With a potentially historic presidential election on the horizon, it seemed that we were in for an interesting year when 2008 arrived.
We could hardly have predicted then just how interesting — and, all too often, depressing — this year would turn out to be.
The sub-prime mortgage crisis. The bailouts of Bear Sterns, AIG, and Fannie and Freddie Mac, among others. The likely (as of press time) bailouts of the Big 3 automakers. The collapse of the stock markets and 401(k)s. The soaring (at least for a while) cost of fuel. And on … and on … and on.
The solid waste industry didn't lack big news, either. Fortunately, not all of it was of the kind that had you running to jump out of the nearest window.
In early December, Republic Services and Allied Waste Services announced that they had completed their merger of the second- and third-largest solid waste companies. In addition to this month's story in Tip Off ("Two Become One"), Waste Age has covered this story extensively (see "The Ripening of Republic" in our August 2008 issue) and will continue to do so.
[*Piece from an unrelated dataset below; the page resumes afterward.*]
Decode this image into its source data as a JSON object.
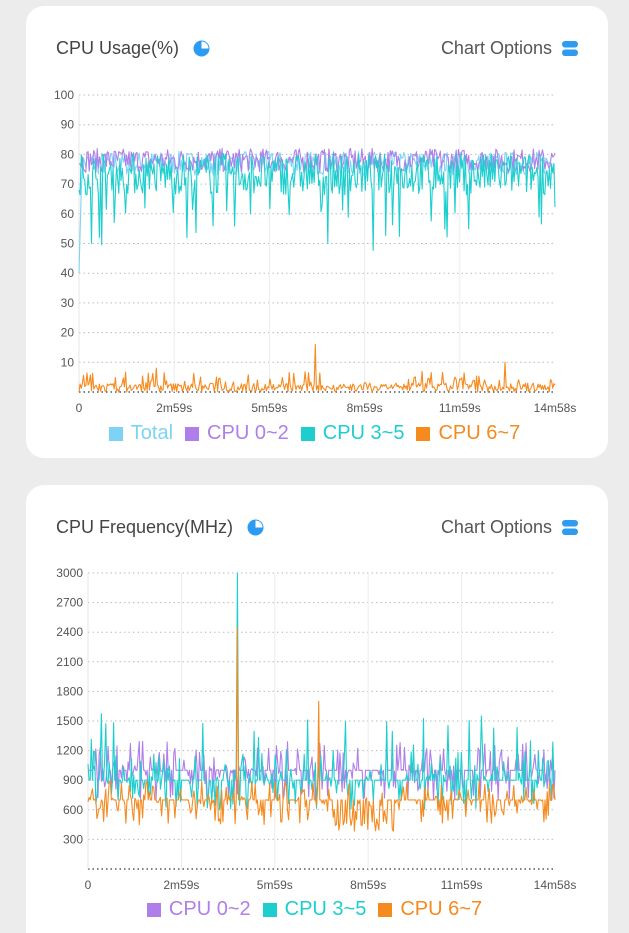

The last months of 2008 also brought the welcome news that, after years of lobbying by both the National Solid Wastes Management Association and the Solid Waste Association of North America, Congress has greatly narrowed the exemption that rail-yard waste facilities enjoy from state and local regulations (see "Get in Line").
As for bad news, the fourth-quarter saw the market for recyclables plummet. For example, by one measure, the price waste firms could get for old corrugated containers fell from $124 per ton in December 2007 to $30 per ton in December 2008 (see "Blue Bin Bust").
Also, while industry members like to say the solid waste sector is "recession resistant," that doesn't mean they aren't feeling the effects of the current severe economic downturn. This month's cover story, "Riding Out the Recession," details how waste firms are coping.
Who knows what 2009 will bring, but the country appears poised for more — and possibly deeper — economic woes. For analysis of how all of this is affecting the waste industry, Waste Age is your best bet in the year ahead.